The parasite seized its opportunity, tentacles wrapping around Tony's sword arm with surprising strength. Cold numbness spread from the contact points as the creature attempted to infiltrate his nervous system.
"Bad idea," Tony grunted, allowing a fraction of his demonic power to surface. His arm glowed briefly red, and the parasite shrieked as its tentacles disintegrated on contact.
Belasko recovered from his collision with the cabinets, mandibles clicking in frustration. "The master was right. You are becoming a genuine nuisance."
"I aim to please," Tony replied, shaking off the last of the parasite's numbing effect. "Tell your master to go back to hell and stay there. This world's off-limits."
"You still don't understand," Belasko hissed. "The master is coming. The keys are turning. Blood calls to blood, and Sparda's debt will be paid in full."
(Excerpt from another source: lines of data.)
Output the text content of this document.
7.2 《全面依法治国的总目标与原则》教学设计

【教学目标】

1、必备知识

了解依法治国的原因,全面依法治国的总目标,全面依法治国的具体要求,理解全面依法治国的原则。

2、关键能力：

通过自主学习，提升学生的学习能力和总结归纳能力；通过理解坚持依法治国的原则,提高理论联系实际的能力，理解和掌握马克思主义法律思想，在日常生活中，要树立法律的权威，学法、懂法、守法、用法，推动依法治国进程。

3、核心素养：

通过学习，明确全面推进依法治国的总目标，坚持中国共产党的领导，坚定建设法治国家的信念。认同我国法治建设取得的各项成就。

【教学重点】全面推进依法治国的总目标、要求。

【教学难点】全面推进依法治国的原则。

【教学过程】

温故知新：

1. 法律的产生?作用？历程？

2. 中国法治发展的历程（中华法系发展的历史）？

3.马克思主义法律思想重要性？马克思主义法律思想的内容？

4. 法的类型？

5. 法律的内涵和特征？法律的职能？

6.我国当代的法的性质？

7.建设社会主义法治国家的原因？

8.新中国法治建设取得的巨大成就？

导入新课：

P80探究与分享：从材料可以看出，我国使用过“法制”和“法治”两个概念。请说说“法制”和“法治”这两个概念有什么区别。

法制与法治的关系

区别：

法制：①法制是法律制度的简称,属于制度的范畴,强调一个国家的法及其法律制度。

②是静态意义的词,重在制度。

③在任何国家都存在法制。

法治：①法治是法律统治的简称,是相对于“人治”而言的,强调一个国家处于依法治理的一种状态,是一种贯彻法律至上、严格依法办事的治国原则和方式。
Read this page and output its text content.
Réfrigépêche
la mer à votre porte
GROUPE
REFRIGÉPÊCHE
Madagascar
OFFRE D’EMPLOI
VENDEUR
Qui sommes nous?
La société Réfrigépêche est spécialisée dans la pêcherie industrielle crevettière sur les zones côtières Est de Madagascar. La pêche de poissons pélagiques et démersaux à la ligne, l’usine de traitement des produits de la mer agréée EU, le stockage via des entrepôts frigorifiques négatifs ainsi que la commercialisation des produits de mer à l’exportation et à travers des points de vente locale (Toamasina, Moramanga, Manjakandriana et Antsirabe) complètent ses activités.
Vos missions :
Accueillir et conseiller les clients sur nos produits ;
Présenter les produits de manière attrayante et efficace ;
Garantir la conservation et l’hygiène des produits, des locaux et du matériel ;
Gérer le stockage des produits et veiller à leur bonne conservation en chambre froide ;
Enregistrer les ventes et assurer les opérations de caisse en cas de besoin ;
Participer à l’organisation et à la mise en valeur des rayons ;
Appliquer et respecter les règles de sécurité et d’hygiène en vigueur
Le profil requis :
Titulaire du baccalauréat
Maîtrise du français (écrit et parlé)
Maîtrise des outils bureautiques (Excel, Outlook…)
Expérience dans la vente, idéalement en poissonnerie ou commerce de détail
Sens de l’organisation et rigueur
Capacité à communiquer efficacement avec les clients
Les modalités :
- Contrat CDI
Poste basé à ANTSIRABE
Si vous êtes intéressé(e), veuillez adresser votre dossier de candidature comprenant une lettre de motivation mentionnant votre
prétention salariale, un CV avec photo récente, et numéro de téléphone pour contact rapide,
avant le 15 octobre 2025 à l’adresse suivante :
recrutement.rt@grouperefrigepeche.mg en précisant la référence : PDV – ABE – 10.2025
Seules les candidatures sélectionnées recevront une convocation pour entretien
The demon suddenly cocked its head, as if listening to some distant signal. Its posture shifted from aggression to something like resignation.
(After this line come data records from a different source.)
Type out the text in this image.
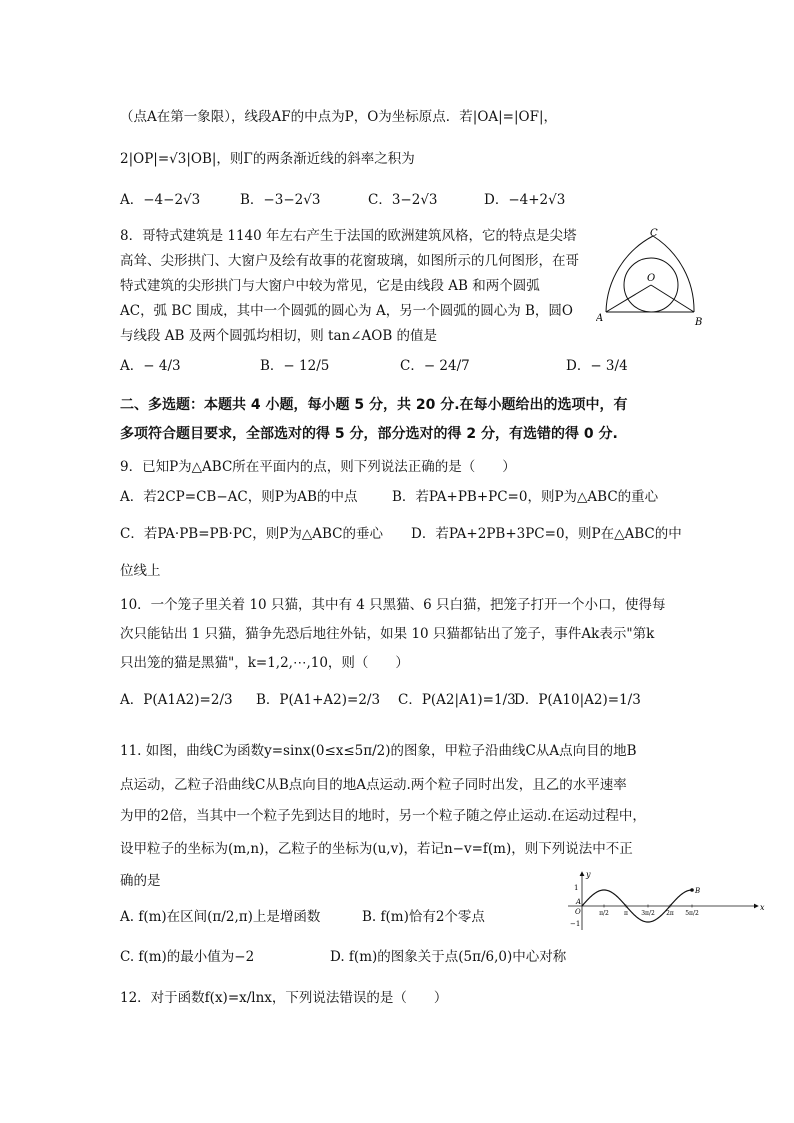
（点A在第一象限），线段AF的中点为P，O为坐标原点．若|OA|=|OF|，
2|OP|=√3|OB|，则Γ的两条渐近线的斜率之积为
A．−4−2√3	B．−3−2√3	C．3−2√3	D．−4+2√3
8．哥特式建筑是 1140 年左右产生于法国的欧洲建筑风格，它的特点是尖塔
高耸、尖形拱门、大窗户及绘有故事的花窗玻璃，如图所示的几何图形，在哥
特式建筑的尖形拱门与大窗户中较为常见，它是由线段 AB 和两个圆弧
AC，弧 BC 围成，其中一个圆弧的圆心为 A，另一个圆弧的圆心为 B，圆O
与线段 AB 及两个圆弧均相切，则 tan∠AOB 的值是
A．− 4/3	B．− 12/5	C．− 24/7	D．− 3/4
C
O
A	B
二、多选题：本题共 4 小题，每小题 5 分，共 20 分.在每小题给出的选项中，有
多项符合题目要求，全部选对的得 5 分，部分选对的得 2 分，有选错的得 0 分.
9．已知P为△ABC所在平面内的点，则下列说法正确的是（　　）
A．若2CP=CB−AC，则P为AB的中点	B．若PA+PB+PC=0，则P为△ABC的重心
C．若PA·PB=PB·PC，则P为△ABC的垂心 D．若PA+2PB+3PC=0，则P在△ABC的中
位线上
10．一个笼子里关着 10 只猫，其中有 4 只黑猫、6 只白猫，把笼子打开一个小口，使得每
次只能钻出 1 只猫，猫争先恐后地往外钻，如果 10 只猫都钻出了笼子，事件Ak表示"第k
只出笼的猫是黑猫"，k=1,2,⋯,10，则（　　）
A．P(A1A2)=2/3 B．P(A1+A2)=2/3 C．P(A2|A1)=1/3
D．P(A10|A2)=1/3
11. 如图，曲线C为函数y=sinx(0≤x≤5π/2)的图象，甲粒子沿曲线C从A点向目的地B
点运动，乙粒子沿曲线C从B点向目的地A点运动.两个粒子同时出发，且乙的水平速率
为甲的2倍，当其中一个粒子先到达目的地时，另一个粒子随之停止运动.在运动过程中，
设甲粒子的坐标为(m,n)，乙粒子的坐标为(u,v)，若记n−v=f(m)，则下列说法中不正
确的是
A. f(m)在区间(π/2,π)上是增函数	B. f(m)恰有2个零点
C. f(m)的最小值为−2	D. f(m)的图象关于点(5π/6,0)中心对称
y
x
1
−1
O
A
B
π/2	π 3π/2 2π 5π/2
12．对于函数f(x)=x/lnx，下列说法错误的是（　　）
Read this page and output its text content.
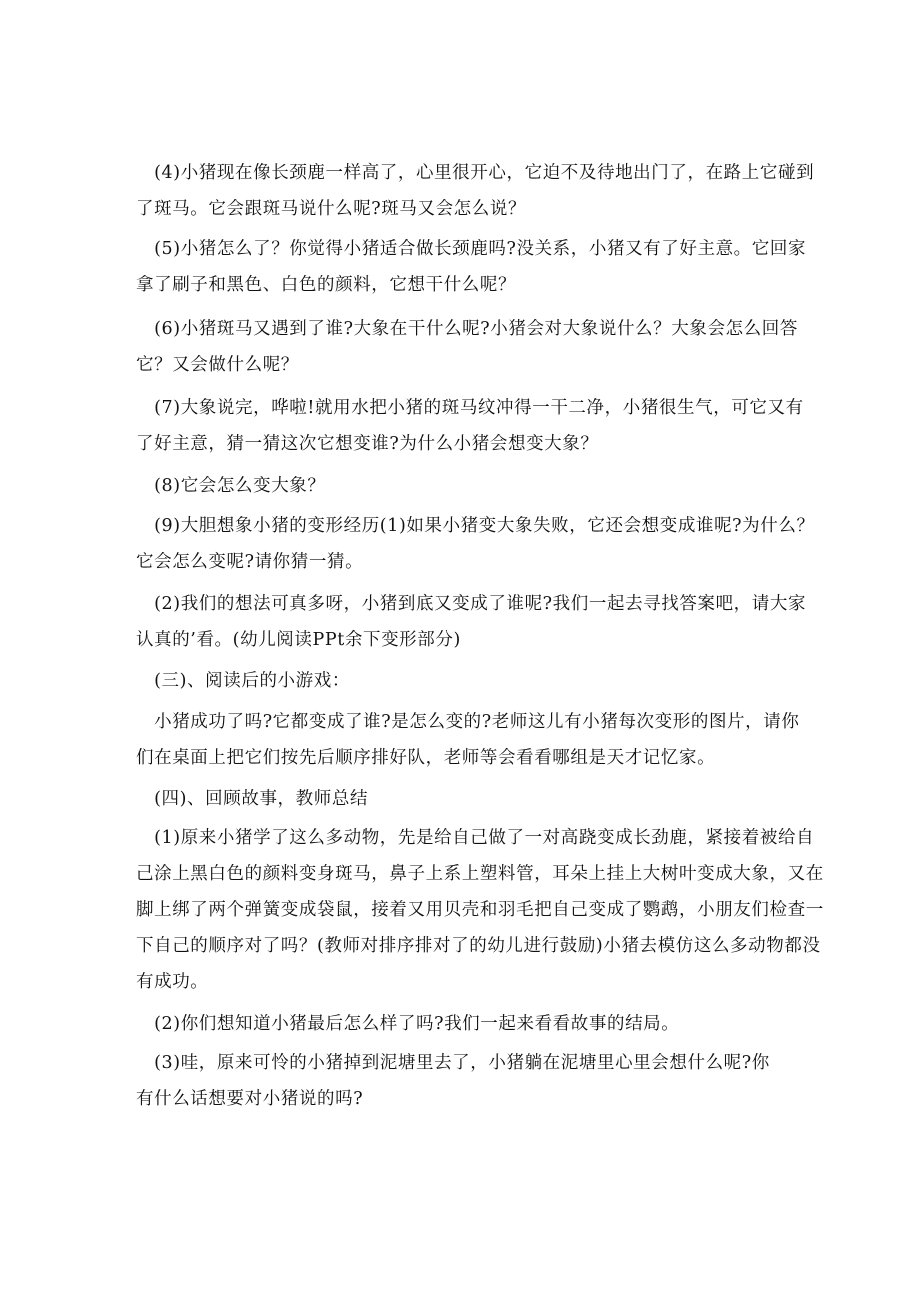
　(4)小猪现在像长颈鹿一样高了，心里很开心，它迫不及待地出门了，在路上它碰到
了斑马。它会跟斑马说什么呢?斑马又会怎么说？
　(5)小猪怎么了？你觉得小猪适合做长颈鹿吗?没关系，小猪又有了好主意。它回家
拿了刷子和黑色、白色的颜料，它想干什么呢？
　(6)小猪斑马又遇到了谁?大象在干什么呢?小猪会对大象说什么？大象会怎么回答
它？又会做什么呢？
　(7)大象说完，哗啦!就用水把小猪的斑马纹冲得一干二净，小猪很生气，可它又有
了好主意，猜一猜这次它想变谁?为什么小猪会想变大象？
　(8)它会怎么变大象？
　(9)大胆想象小猪的变形经历(1)如果小猪变大象失败，它还会想变成谁呢?为什么？
它会怎么变呢?请你猜一猜。
　(2)我们的想法可真多呀，小猪到底又变成了谁呢?我们一起去寻找答案吧，请大家
认真的’看。(幼儿阅读PPt余下变形部分)
　(三)、阅读后的小游戏：
　小猪成功了吗?它都变成了谁?是怎么变的?老师这儿有小猪每次变形的图片，请你
们在桌面上把它们按先后顺序排好队，老师等会看看哪组是天才记忆家。
　(四)、回顾故事，教师总结
　(1)原来小猪学了这么多动物，先是给自己做了一对高跷变成长劲鹿，紧接着被给自
己涂上黑白色的颜料变身斑马，鼻子上系上塑料管，耳朵上挂上大树叶变成大象，又在
脚上绑了两个弹簧变成袋鼠，接着又用贝壳和羽毛把自己变成了鹦鹉，小朋友们检查一
下自己的顺序对了吗？(教师对排序排对了的幼儿进行鼓励)小猪去模仿这么多动物都没
有成功。
　(2)你们想知道小猪最后怎么样了吗?我们一起来看看故事的结局。
　(3)哇，原来可怜的小猪掉到泥塘里去了，小猪躺在泥塘里心里会想什么呢?你
有什么话想要对小猪说的吗?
"Another time, son of Sparda," it said, wings folding tight against its body. "The communion is complete. My purpose here is fulfilled."
Before Tony could react, Belasko's body began to disintegrate, not like a demon banished back to hell, but like one voluntarily abandoning its physical form. The particles swirled into a miniature vortex, then vanished with a soft implosion of air. The parasite followed suit, dissipating into shadow that faded to nothing.
Tony was left alone in the devastated treatment room, alarms now blaring throughout the facility. Emergency containment protocols, most likely. He sheathed Rebellion and headed for the door, only to find it sealed by automated lockdown.
"Perfect," he muttered, assessing his options. The ventilation system offered a potential escape route, but time was short. Security would be converging on this location rapidly.
As he worked to remove the vent cover, Tony's mind raced with implications of what had just occurred. Belasko had recognized him, known his true name. More troublingly, the demon had served his father before Sparda's rebellion against demon-kind. And now served Trigon.
The pieces were forming a picture Tony didn't like. Cult activity increasing. Demonic breaches. Blood's cryptic warnings about keys turning. And everywhere, references to his father's past, a debt to be paid.
The ventilation cover came loose, and Tony pulled himself into the narrow duct. As he navigated the maze of metal passages, one thought dominated his consciousness...
What exactly had his father done in Trigon's service? And what price was now coming due?